La volèe affossata da Alison Riske ha fatto impazzire di gioia il pubblico di Brindisi, ma ha anche cacciato i fantasmi della Serie B, mascherata sotto il nome (ben più pomposo) di World Group II. L'Italia, terza forza del ranking ITF, non meritava la retrocessione in virtù di almeno 10 anni di grandi successi, anche se ora i numeri stanno un po' scemando. Ad ogni modo siamo ancora nell'elite e c'è ragione per essere moderatamente ottimisti. Una situazione ben diversa rispetto a 20 anni fa, quando la nazionale di Federation Cup (allora si chiamava così) finì nelle sabbie mobili di un rovinoso fallimento sportivo. Una Serie C che fu ancora più dolorosa perchè giunta nell'indifferenza generale. Vale la pena ricordare cosa accadde per capire gli errori che vennero fatti ed evitare di ripeterli, anche se da allora sono cambiate tante cose e certi rischi sembrano scongiurati. Nel 1995 la Fed Cup inaugurò la nuova formula, quella in vigore ancora oggi. Fino all'anno prima si giocava in sede unica, nell'arco di una settimana. C'era un tabellone a 32 squadre e ogni match si risolveva con due singolari e un doppio. Le azzurre guidate da Adriano Panatta colsero un dignitoso secondo turno in virtù del successo contro la Danimarca e una netta sconfitta contro la Francia. La nuova formula spedì nel World Group I le squadre giunte nei quarti e nel World Group II le eliminate negli ottavi, Italia compresa. Il sorteggio sembrava amico: ci capitò il Canada, squadra senza punte e con una sola giocatrice di livello: Patricia Hy Boulais, origine cambogiana e un passato da top-30. L'altra singolarista? Renè Simpson, brava in doppio, poco più che modesta in singolare. Si giocò presso l'Associazione Tennis Ancona e marcò visita persino Mara Venier, allora popolarissima conduttrice di Domenica In. Rimase giusto il tempo di ritirare un premio e scappare via prima dell'inizio. Le andò bene.
DUE WEEKEND DA INCUBO
Le azzurre di Adriano Panatta, tanto efficace con gli uomini quanto in difficoltà con le donne (per sua stessa ammissione, vedeva le giocatrici quattro volte l'anno) franò in modo quasi indecoroso. La peggiore fu Sandra Cecchini, la nostra numero 1, incapace di raccogliere un set contro la Simpson e addirittura travolta dalla Hy. Sandra era a fine carriera ma ancora capace di buone cose. Tuttavia patì oltre misura la pressione di essere numero 1 e chiuse nel modo peggiore una dignitosa carriera in Fed Cup, lunga 12 anni e 33 incontri. Una giovane Silvia Farina fece il possibile contro la Hy, ma l'inesperienza la condannò a una sconfitta in due set. Le vittorie a risultato acquisito resero ancora più amara la sconfitta ed esaltarono Pierre Lamarche, pittoresco capitano canadese che non poteva certo contare su Eugenie Bouchard, all'epoca appena nata. La frittata fu confezionata ad Ancona e consumata a Salerno, tre mesi dopo, presso il Tennis Club Le Querce. Le azzurre persero contro l'Indonesia di Yayuk Basuki, capace di battere sia Silvia Farina che Adriana Serra Zanetti. Le bastò la sconosciuta Romana Tedjakusuma per vincere il doppio contro Farina-Serra Zanetti. Panatta si prese anche qualche critica per aver schierato le stesse giocatrici del singolare al posto di una specialista come Laura Golarsa. Finimmo in una rovinosa Serie C, che riuscimmo a toglierci di dosso soltanto un paio d'anni dopo prima della lenta rinascita che ha condotto ai successi dell'ultimo decennio.
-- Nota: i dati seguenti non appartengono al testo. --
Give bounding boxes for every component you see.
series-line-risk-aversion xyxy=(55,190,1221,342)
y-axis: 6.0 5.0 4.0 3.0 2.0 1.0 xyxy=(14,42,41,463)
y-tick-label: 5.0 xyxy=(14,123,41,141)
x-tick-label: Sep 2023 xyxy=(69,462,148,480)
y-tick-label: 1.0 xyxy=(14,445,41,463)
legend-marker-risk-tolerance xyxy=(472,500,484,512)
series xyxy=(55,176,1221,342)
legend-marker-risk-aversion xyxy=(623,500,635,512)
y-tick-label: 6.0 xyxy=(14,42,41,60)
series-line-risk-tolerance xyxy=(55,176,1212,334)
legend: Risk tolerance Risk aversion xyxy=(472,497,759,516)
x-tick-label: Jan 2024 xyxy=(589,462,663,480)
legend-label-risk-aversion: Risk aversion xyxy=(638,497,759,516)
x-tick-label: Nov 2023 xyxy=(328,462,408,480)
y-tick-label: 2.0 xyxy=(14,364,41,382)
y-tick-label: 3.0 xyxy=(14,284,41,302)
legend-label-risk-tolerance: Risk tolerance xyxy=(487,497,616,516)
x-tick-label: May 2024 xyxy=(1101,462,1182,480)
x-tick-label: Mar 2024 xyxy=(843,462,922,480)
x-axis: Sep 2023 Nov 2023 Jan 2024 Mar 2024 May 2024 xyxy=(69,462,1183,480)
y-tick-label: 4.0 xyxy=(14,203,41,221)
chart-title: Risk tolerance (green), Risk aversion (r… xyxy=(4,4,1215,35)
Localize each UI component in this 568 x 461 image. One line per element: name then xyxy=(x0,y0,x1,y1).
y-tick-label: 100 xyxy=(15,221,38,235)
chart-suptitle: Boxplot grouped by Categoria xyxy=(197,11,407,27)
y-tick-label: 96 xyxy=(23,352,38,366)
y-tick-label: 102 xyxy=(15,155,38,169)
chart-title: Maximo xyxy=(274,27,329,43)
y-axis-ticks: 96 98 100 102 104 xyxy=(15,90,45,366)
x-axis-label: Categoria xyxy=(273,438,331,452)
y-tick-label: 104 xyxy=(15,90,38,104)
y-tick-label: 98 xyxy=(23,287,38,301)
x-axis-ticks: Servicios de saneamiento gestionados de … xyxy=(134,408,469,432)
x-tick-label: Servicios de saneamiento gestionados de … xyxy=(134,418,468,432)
"MI SONO DEPRESSO, HO SPENTO LA TV E SONO USCITO"
Mentre il Corriere della Sera dedicò un trafiletto di due righe alla notizia, nel nostro piccolo mondo (davvero piccolo, visto che eravamo nell'epoca pre-internet) si scatenarono i processi. Si accusava la FIT di allora (eravamo agli sgoccioli dell'Era Galgani) di trascurare il settore femminile, che pure negli anni 80 aveva regalato qualche soddisfazione con Raffaella Reggi, Sandra Cecchini, Laura Golarsa e Laura Garrone. In un periodo di grande difficoltà per gli uomini, il Centro Tecnico di Latina era considerato un'isola felice. Ma non si diede seguito a quei risultati, per colpa di una promozione definita “inesistente” che – si pensava – teneva le ragazze di allora distanti dal tennis (la storia avrebbe poi detto che le adolescenti di allora si chiamavano Schiavone, Pennetta e Vinci). All'epoca la FIT aveva 77.765 tesserati agonisti (non tanti di meno rispetto a oggi), ma di questi soltanto 13.094 erano donne. Non esistevano ancora i canali monotematici, così il weekend di Italia-Canada andò su Rai Tre, con un ascolto medio di 538.000 spettatori (e 3,38% di share). Cifre discrete che però diedero una pessima immagine del nostro tennis. Un appassionato scrisse a una rivista specializzata: “Ho resistito 20 minuti, ma quando la nostra numero 1 stava sotto 4-1 contro la numero 201 del mondo ho ceduto. Sembrava di vedere una giocatrice di circolo contro la Seles. Mi sono depresso, ho spento il televisore e sono uscito”. Da parte sua, Panatta disse: “Mi vergogno per il pubblico”. All'epoca, l'Italia aveva appena due top-100 (Cecchini e Farina, appunto) contro le 11 della Germania, le 8 della Francia e le 7 del Giappone. E non mancavano le polemiche interne: il Centro Tecnico femminile si trasferì a Roma, alle Tre Fontane, e le nostre due più fulgide promesse dell'epoca (Alice Canepa e Giulia Casoni) rifiutarono la convocazione. Eppure la FIT investiva la bellezza di un miliardo e trecento milioni di lire solo per le donne (due miliardi e duecento milioni per gli uomini). Sembrava una strada senza uscita, invece dalle difficoltà covavano le migliori giocatrici della nostra storia. Non può esserci futuro senza una compiuta coscienza del proprio passato. Questo articolo vuole essere un monito per lavorare con attenzione ed evitare di (ri)cadere in un baratro toccato appena 20 anni fa.